Bolivar was prophetic.
Two hundred years later, Bolivar's words can be updated to assert that the United States is destined by Providence to plague the entire world with misery in the name of liberty.
Just to add to my precious comment, I want to say that if Bolivarians supported the American “Revolution”, it is because they were misinformed about its character. And that’s completely fine. Movements, historical figures and states can be wrong sometimes, which is why I support none of them uncritically.
When, as a Marxist, you read something like that, your alarm bells should be ringing. You should recognize it as an L on the part of Bolivarianism. Take the good with the bad. I admire the movement for its achievements, but this was clearly a mistake on their part.

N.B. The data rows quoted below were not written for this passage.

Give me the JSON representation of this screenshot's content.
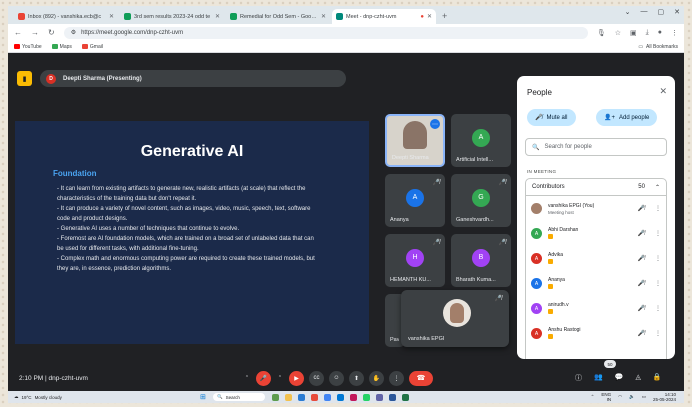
{
  "browser": {
    "tabs": [
      {
        "label": "Inbox (892) - vanshika.ecb@c",
        "color": "#ea4335",
        "active": false
      },
      {
        "label": "3rd sem results 2023-24 odd te",
        "color": "#0f9d58",
        "active": false
      },
      {
        "label": "Remedial for Odd Sem - Google",
        "color": "#0f9d58",
        "active": false
      },
      {
        "label": "Meet - dnp-czht-uvm",
        "color": "#00897b",
        "active": true
      }
    ],
    "url": "https://meet.google.com/dnp-czht-uvm",
    "bookmarks": [
      "YouTube",
      "Maps",
      "Gmail"
    ],
    "all_bookmarks": "All Bookmarks"
  },
  "meet": {
    "presenter_initial": "D",
    "presenting_label": "Deepti Sharma (Presenting)",
    "meeting_code": "dnp-czht-uvm",
    "time": "2:10 PM"
  },
  "slide": {
    "title": "Generative AI",
    "subtitle": "Foundation",
    "bullets": [
      "- It can learn from existing artifacts to generate new, realistic artifacts (at scale) that reflect the",
      "  characteristics of the training data but don't repeat it.",
      "- It can produce a variety of novel content, such as images, video, music, speech, text, software",
      "  code and product designs.",
      "- Generative AI uses a number of techniques that continue to evolve.",
      "- Foremost are AI foundation models, which are trained on a broad set of unlabeled data that can",
      "  be used for different tasks, with additional fine-tuning.",
      "- Complex math and enormous computing power are required to create these trained models, but",
      "  they are, in essence, prediction algorithms."
    ]
  },
  "tiles": [
    {
      "name": "Deepti Sharma",
      "initial": "",
      "color": "#8a7467"
    },
    {
      "name": "Artificial Intell...",
      "initial": "A",
      "color": "#34a853"
    },
    {
      "name": "Ananya",
      "initial": "A",
      "color": "#1a73e8"
    },
    {
      "name": "Ganeshvardh...",
      "initial": "G",
      "color": "#34a853"
    },
    {
      "name": "HEMANTH KU...",
      "initial": "H",
      "color": "#a142f4"
    },
    {
      "name": "Bharath Kuma...",
      "initial": "B",
      "color": "#a142f4"
    }
  ],
  "self_tile": {
    "name": "vanshika EPGI"
  },
  "partial_tile_name": "Pav",
  "people": {
    "title": "People",
    "mute_all": "Mute all",
    "add_people": "Add people",
    "search_placeholder": "Search for people",
    "in_meeting": "IN MEETING",
    "contributors_label": "Contributors",
    "contributors_count": "50",
    "list": [
      {
        "name": "vanshika EPGI (You)",
        "sub": "Meeting host",
        "initial": "",
        "color": "#a37f6a"
      },
      {
        "name": "Abhi Darshan",
        "sub": "",
        "initial": "A",
        "color": "#34a853"
      },
      {
        "name": "Advika",
        "sub": "",
        "initial": "A",
        "color": "#d93025"
      },
      {
        "name": "Ananya",
        "sub": "",
        "initial": "A",
        "color": "#1a73e8"
      },
      {
        "name": "anirudh.v",
        "sub": "",
        "initial": "A",
        "color": "#a142f4"
      },
      {
        "name": "Anshu Rastogi",
        "sub": "",
        "initial": "A",
        "color": "#d93025"
      }
    ]
  },
  "people_badge": "50",
  "taskbar": {
    "weather_temp": "19°C",
    "weather_desc": "Mostly cloudy",
    "search": "Search",
    "lang": "ENG",
    "lang2": "IN",
    "time": "14:10",
    "date": "25-05-2024"
  }
}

Vietnam made the same mistake, with a key difference. Ho Chi Minh was in fact very inspired by America’s Declaration of Independence. So much so that he reached out to the Americans for help with Vietnam’s revolution, having seen how the founding fathers claimed to support “life, liberty and the pursuit of happiness”.
Needless to say, the U.S. responded by giving military support to France, their colonizer.
Herein lies the difference. Ho Chi Minh immediately changed his mind about the United States, and when Americans came to invade his homeland, he fought back against them and won.
Stalin, too, was wrong about certain things. He used to support Israel, thinking that it had the potential to become socialist at a certain point. He, too, ended up changing his mind later on, even when others in the Communist Party remained misled about Zionism.
If most Marxist were to do what you have done with this post and take his initial support of Israel at face value, saying “look, Stalin supported Israel, we should too”, then we’d be just as reprehensible as fascists.
Additionally, I think comparing the Soviet Union not wanting to balkanize its republics to decolonization in America is pretty nonsensical. They aren’t related at all. The origins of the Russian state can be traced back to the establishment of the Rus’ state in 862 CE.
The average Russian can trace their ancestry back to 15 generations and still find that they lived in the same place. Most Euro-Americans can barely trace their ancestry back 3 generations before the genealogical record inevitably leads them to the British Isles or Germany.
The American “Revolution” is widely regarded by MLs as a bourgeois revolution, but I’d go so far as to contest the idea that it was a revolution at all. Sure it was a conflict between different capitalists, but it did nothing to fundamentally change the structure of society. It simply changed which slave-owning settlers controlled the capitalist state.
You could argue that North America was still feudal in 1776, but that’s another discussion. I personally think it was a mix of both modes of production.
Lastly, Canada, for the very same reasons, is just as synthetic of a nation as the United States. The primary difference between the two is that the latter developed a stronger sense of bourgeois nationalism, while the former never did due to remaining within the British sphere of influence.
Another difference is that, if it can be said that the United States has almost entirely completed its settler colonial project, Canada is still carrying out its own.
The Indigenous population in Canada hovers around 5%, compared to the American 1%. Canadian police carry out crimes against First Nations people more openly for this very reason.
Their society also seems to be more viciously racist against the Indigenous population, partly as a result of having more regular contact with them, unlike in the States where most Americans will never visit a reservation. The most exposure they’ll get to their idea of Indigenous people is through Hollywood depictions or commodities.